My dog Shiloh does this too, although he doesn't sleep in a crate, he just wants to get up and start his day. What helps me is keeping him up later and making sure he's used up energy right before bedtime. 

I also don't get up (unless he _REALLY_ needs to go out) until the alarm goes off, that way he'll know that's the signal for me to get out of bed. He still whines some, but it's usually lower than what he used to do. 

If the dog isn't sleeping in your room with you, maybe putting the crate in the bedroom with you at night will help.

Good luck!


----------



## crazydog06 (Jan 22, 2007)

I wouldn't feed him before he goes to bed. Just make sure that he goes outside to do his business before he goes into his crate. 

My dog whines around 6-6:30am and I let her out to use the bathroom and then she sleeps in my room but if she gets up before 6am she goes back into her crate. I try and not let her out before 6 unless she is really barking to get out. But if she whines then I wait several mins to see if she'll go abck to sleep. 

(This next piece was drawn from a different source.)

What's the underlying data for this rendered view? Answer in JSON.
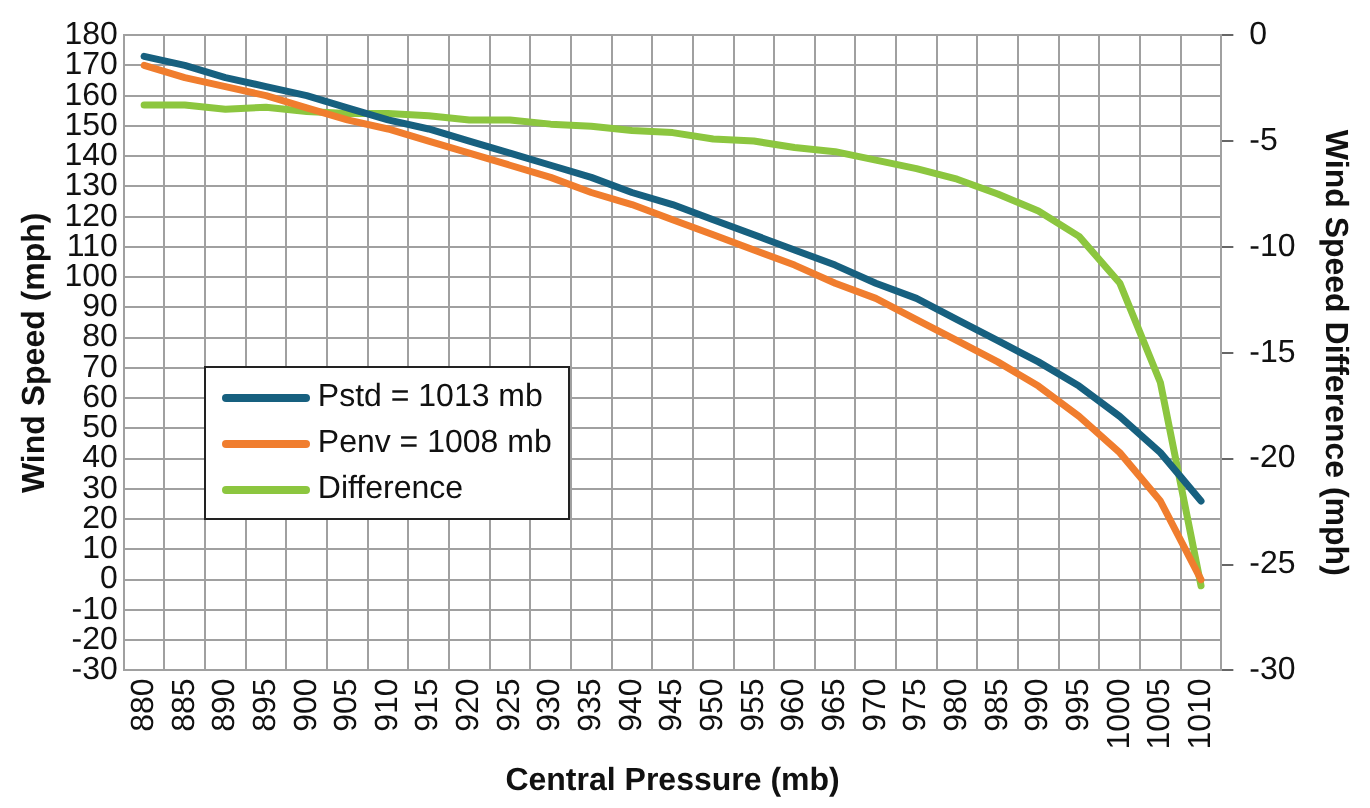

So wait a few minutes to see if he will stop.


----------



## DogAdvocat (Nov 30, 2006)

Unfortunately I think you've trained your dog to whine by rewarding him when you do open the crate. He's learned that if he keeps whining, he wins. Somehow you're going to have to break that cycle. Can you give up a few more days of sleep and get up before he starts to whine, praise him for being quiet, and give him a treat that will keep him occupied while you go back to bed?


----------



## Kerry (Jan 12, 2007)

Well, I really don't know what I'm talking about when it comes to training...having problems of my own here. But, I have learned that my pup needs to go out at 6am. If I wait till 7, there's a mess in the crate. So I set my alarm, go down and take her to her spot, then she goes back in the crate until 7.


----------